Als designierte Bauministerin spricht Staatsministerin Kerstin Schreyer gleichwohl noch von den Herausforderungen ihres aktuellen Ministeriums für Familie, Arbeit und Soziales. Sie spricht von der Herausforderung, beispielsweise die Öffnungszeiten von Kitas an die Lebensbedingungen Alleinerziehender anzupassen.
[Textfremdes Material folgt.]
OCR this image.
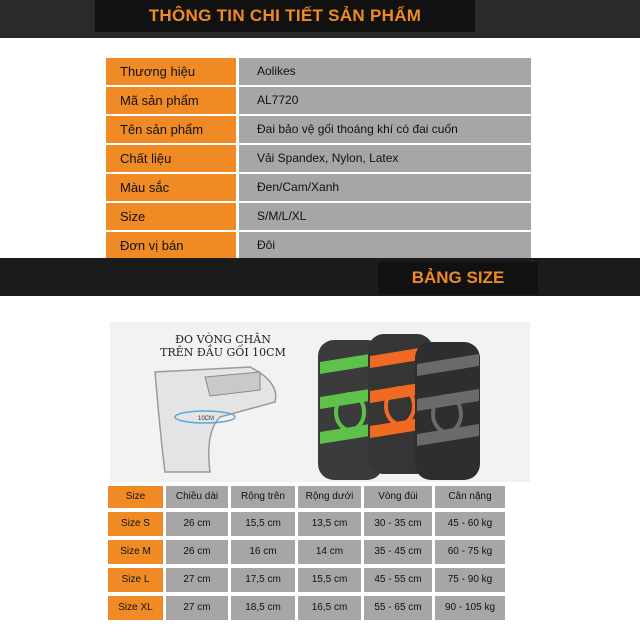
THÔNG TIN CHI TIẾT SẢN PHẨM
Thương hiệu	Aolikes
Mã sản phẩm	AL7720
Tên sản phẩm	Đai bảo vệ gối thoáng khí có đai cuốn
Chất liệu	Vải Spandex, Nylon, Latex
Màu sắc	Đen/Cam/Xanh
Size	S/M/L/XL
Đơn vị bán	Đôi
BẢNG SIZE
10CM
ĐO VÒNG CHÂN
TRÊN ĐẦU GỐI 10CM
Size	Chiều dài	Rộng trên	Rộng dưới	Vòng đùi	Cân nặng
Size S	26 cm	15,5 cm	13,5 cm	30 - 35 cm	45 - 60 kg
Size M	26 cm	16 cm	14 cm	35 - 45 cm	60 - 75 kg
Size L	27 cm	17,5 cm	15,5 cm	45 - 55 cm	75 - 90 kg
Size XL	27 cm	18,5 cm	16,5 cm	55 - 65 cm	90 - 105 kg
Sie spricht aber auch davon, nicht alle Anforderungen an Institutionen zu delegieren, sondern auch die Eltern in die Pflicht zu nehmen. "Mir ist wichtig, dass Kinder auch in Zukunft Bücher nicht nur wischen, sondern blättern können", sagt Schreyer und fordert zugleich Ihre Zuhörer dazu auf, sich zu hinterfragen: "Wie nutzen wir selber die digitalen Medien?" Mit Blick auf die Entlohnung von Pflege- und Erziehungskräften fragt sie mahnend: "Was ist uns die Arbeit am Menschen wert?"

Ausdrücklich nimmt Michelbach die Fülle von insgesamt zehn Kandidaten für die Coburger Oberbürgermeister-Wahl ins Visier: "Ich weiß nicht, ob jeder weiß, wie schwierig diese Aufgabe ist." Auch Michelbach hat für den mit Erwartungen kräftig beladenen CSU-OB-Kandidaten einen Slogan mitgebracht: "Wir machen mit Christian Meyer ein gutes Angebot für Coburg." Da lächelt natürlich auch Meyer drunten im Saal - ein Lächeln, das mit seinem Plakat-Lächeln wetteifert.